Also...diesen Thread könntet ihr höchstens noch benutzem um mich auszulachen, oder mir Tipps geben, wie ich die Versicherung am besten verarschen kann, sprich größere Festplatte  

NeNe, des schaff ich schon alleine...


----------



## MiLa (29. September 2003)

Als kleinen, aber "WICHTIGEN" Nachtrag, ich habe heute folgende Seite gefunden:

http://www.support-office.de

Das Angebot zur Datenrettung auf der Seite hört sich echt fair an, ich denke, dass ich das Angebot auf jeden Fall nutzen werde.
SO überteuert, wie wir gemutmaaßt haben scheint es ja doch nicht zu sein, war zwar auch etwas überrascht, dass es auch so billig geht, aber ich werds nutzen.

MfG Larsi


----------



## vipey (29. September 2003)

Also ein deiner Stelle würd ich aufhören zu träumen.
Die Analyse kostet 60€, es gibt auch Firme, die das kostenlos machen.
Die Datenrettung an sich kostet weit über 1000€.

Mir ist meine 40 GB Platte abgeraucht, Lese-/Schreibkopf hat die Magnetscheibe kaputt gemacht oder so. Ein Unternehmen gefunden, das die Analyse kostenlos macht. Datenrettung kostet: 1600€. Eine andere Firma hat mir n Angebot von 900€ gemacht, das ganze jedoch nur weil ich Schüler bin.

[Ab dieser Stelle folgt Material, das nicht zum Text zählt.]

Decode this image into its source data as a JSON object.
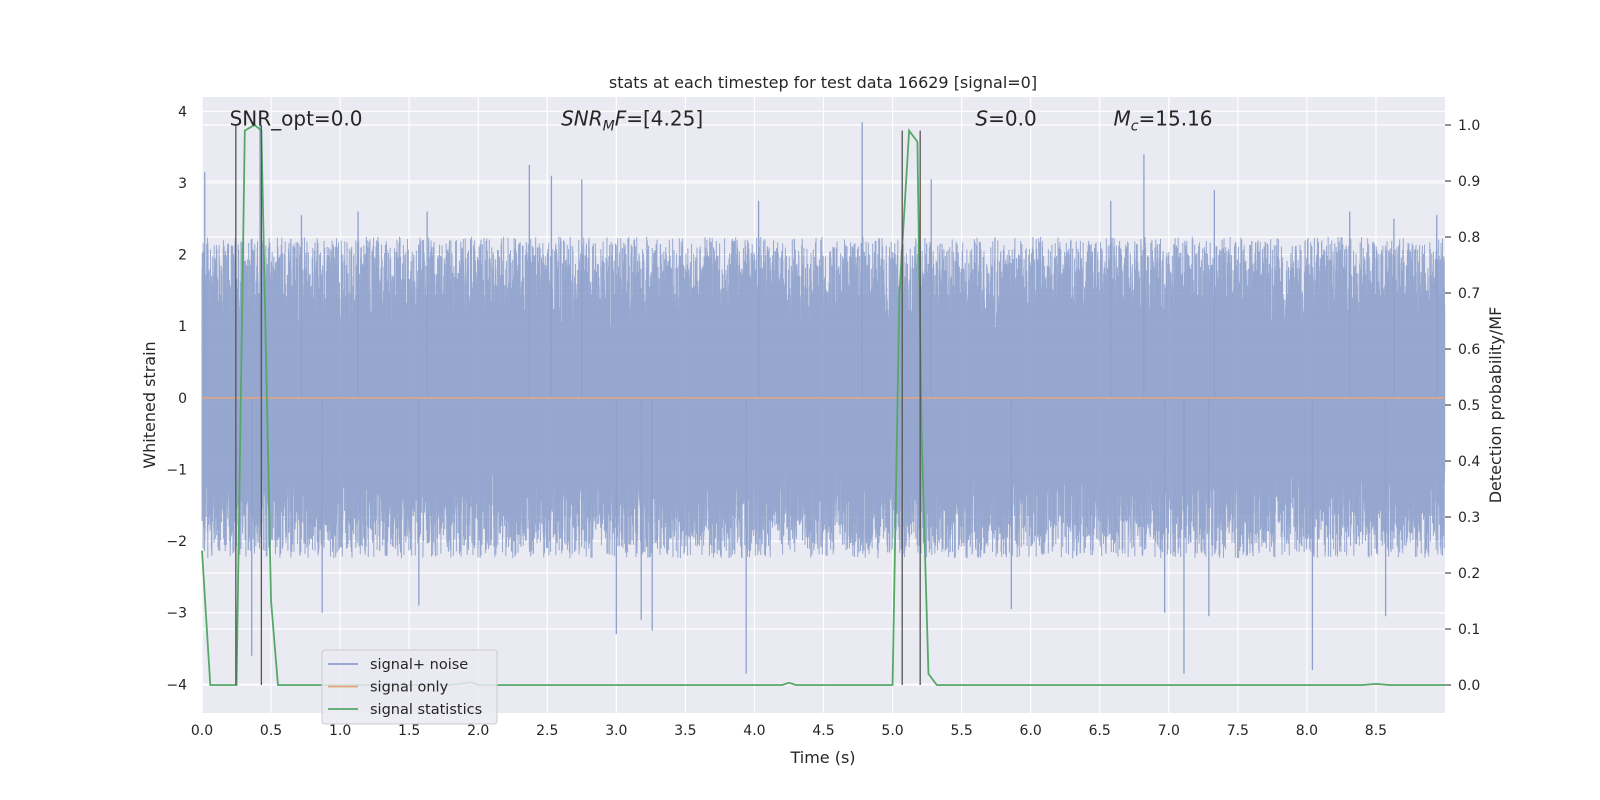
{
  "chart_data": {
    "type": "line",
    "title": "stats at each timestep for test data 16629 [signal=0]",
    "xlabel": "Time (s)",
    "ylabel_left": "Whitened strain",
    "ylabel_right": "Detection probability/MF",
    "xlim": [
      0.0,
      9.0
    ],
    "ylim_left": [
      -4.4,
      4.2
    ],
    "ylim_right": [
      -0.05,
      1.05
    ],
    "x_ticks": [
      0.0,
      0.5,
      1.0,
      1.5,
      2.0,
      2.5,
      3.0,
      3.5,
      4.0,
      4.5,
      5.0,
      5.5,
      6.0,
      6.5,
      7.0,
      7.5,
      8.0,
      8.5
    ],
    "x_tick_labels": [
      "0.0",
      "0.5",
      "1.0",
      "1.5",
      "2.0",
      "2.5",
      "3.0",
      "3.5",
      "4.0",
      "4.5",
      "5.0",
      "5.5",
      "6.0",
      "6.5",
      "7.0",
      "7.5",
      "8.0",
      "8.5"
    ],
    "y_left_ticks": [
      4,
      3,
      2,
      1,
      0,
      -1,
      -2,
      -3,
      -4
    ],
    "y_left_tick_labels": [
      "4",
      "3",
      "2",
      "1",
      "0",
      "−1",
      "−2",
      "−3",
      "−4"
    ],
    "y_right_ticks": [
      1.0,
      0.9,
      0.8,
      0.7,
      0.6,
      0.5,
      0.4,
      0.3,
      0.2,
      0.1,
      0.0
    ],
    "y_right_tick_labels": [
      "1.0",
      "0.9",
      "0.8",
      "0.7",
      "0.6",
      "0.5",
      "0.4",
      "0.3",
      "0.2",
      "0.1",
      "0.0"
    ],
    "grid": true,
    "legend_placement": "lower-left",
    "annotations": [
      {
        "label": "SNR_opt=0.0",
        "style": "plain",
        "x": 0.2,
        "y": 3.9
      },
      {
        "base": "SNR",
        "sub": "M",
        "rest": "F=[4.25]",
        "style": "italic-sub",
        "x": 2.6,
        "y": 3.9
      },
      {
        "base": "S",
        "sub": "",
        "rest": "=0.0",
        "style": "italic-sub",
        "x": 5.6,
        "y": 3.9
      },
      {
        "base": "M",
        "sub": "c",
        "rest": "=15.16",
        "style": "italic-sub",
        "x": 6.6,
        "y": 3.9
      }
    ],
    "vertical_markers": [
      {
        "x": 0.245,
        "y_top": 1.0
      },
      {
        "x": 0.43,
        "y_top": 1.0
      },
      {
        "x": 5.07,
        "y_top": 0.99
      },
      {
        "x": 5.2,
        "y_top": 0.99
      }
    ],
    "series": [
      {
        "name": "signal+ noise",
        "axis": "left",
        "color": "#8da0cb",
        "envelope": {
          "typical_max": 1.5,
          "typical_min": -1.6,
          "dt": 0.002,
          "seed": 16629
        },
        "spikes": [
          {
            "x": 0.02,
            "y": 3.15
          },
          {
            "x": 0.42,
            "y": 3.9
          },
          {
            "x": 0.36,
            "y": -3.6
          },
          {
            "x": 0.72,
            "y": 2.55
          },
          {
            "x": 0.87,
            "y": -3.0
          },
          {
            "x": 1.13,
            "y": 2.6
          },
          {
            "x": 1.57,
            "y": -2.9
          },
          {
            "x": 1.63,
            "y": 2.6
          },
          {
            "x": 2.37,
            "y": 3.25
          },
          {
            "x": 2.53,
            "y": 3.1
          },
          {
            "x": 2.75,
            "y": 3.05
          },
          {
            "x": 3.0,
            "y": -3.3
          },
          {
            "x": 3.18,
            "y": -3.1
          },
          {
            "x": 3.26,
            "y": -3.25
          },
          {
            "x": 3.94,
            "y": -3.85
          },
          {
            "x": 4.03,
            "y": 2.75
          },
          {
            "x": 4.78,
            "y": 3.85
          },
          {
            "x": 5.28,
            "y": 3.05
          },
          {
            "x": 5.86,
            "y": -2.95
          },
          {
            "x": 6.58,
            "y": 2.75
          },
          {
            "x": 6.82,
            "y": 3.4
          },
          {
            "x": 6.97,
            "y": -3.0
          },
          {
            "x": 7.11,
            "y": -3.85
          },
          {
            "x": 7.29,
            "y": -3.05
          },
          {
            "x": 7.33,
            "y": 2.9
          },
          {
            "x": 8.04,
            "y": -3.8
          },
          {
            "x": 8.31,
            "y": 2.6
          },
          {
            "x": 8.57,
            "y": -3.05
          },
          {
            "x": 8.63,
            "y": 2.5
          },
          {
            "x": 8.94,
            "y": 2.55
          }
        ]
      },
      {
        "name": "signal only",
        "axis": "left",
        "color": "#e5a57c",
        "x": [
          0.0,
          9.0
        ],
        "y": [
          0.0,
          0.0
        ]
      },
      {
        "name": "signal statistics",
        "axis": "right",
        "color": "#55a868",
        "x": [
          0.0,
          0.06,
          0.25,
          0.31,
          0.38,
          0.43,
          0.5,
          0.55,
          0.9,
          1.3,
          1.8,
          1.95,
          2.0,
          2.1,
          4.2,
          4.25,
          4.3,
          5.0,
          5.05,
          5.12,
          5.18,
          5.21,
          5.26,
          5.32,
          8.4,
          8.5,
          8.6,
          9.0
        ],
        "y": [
          0.24,
          0.0,
          0.0,
          0.99,
          1.0,
          0.99,
          0.15,
          0.0,
          0.0,
          0.0,
          0.0,
          0.005,
          0.0,
          0.0,
          0.0,
          0.004,
          0.0,
          0.0,
          0.7,
          0.99,
          0.97,
          0.45,
          0.02,
          0.0,
          0.0,
          0.002,
          0.0,
          0.0
        ]
      }
    ]
  }
}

Auf meiner Festplatte waren Dateien mit einem ungefähren Gesamtwert von 7 500€. Das ist aber kein sicheres Geld also wollte mir das keiner Vorstrecken usw.

Deine Firma da macht einen verbindlichen! Kostenvoranschlag. Das ist absolut inakzeptabel.


----------



## MiLa (29. September 2003)

Hm...stimmt auch wieder, 
ich werd einfach mal anfragen...
Was das denn so ca. bei denen  kosten würde, mal sehen...

Ich halt euch auf dem Laufenden...


----------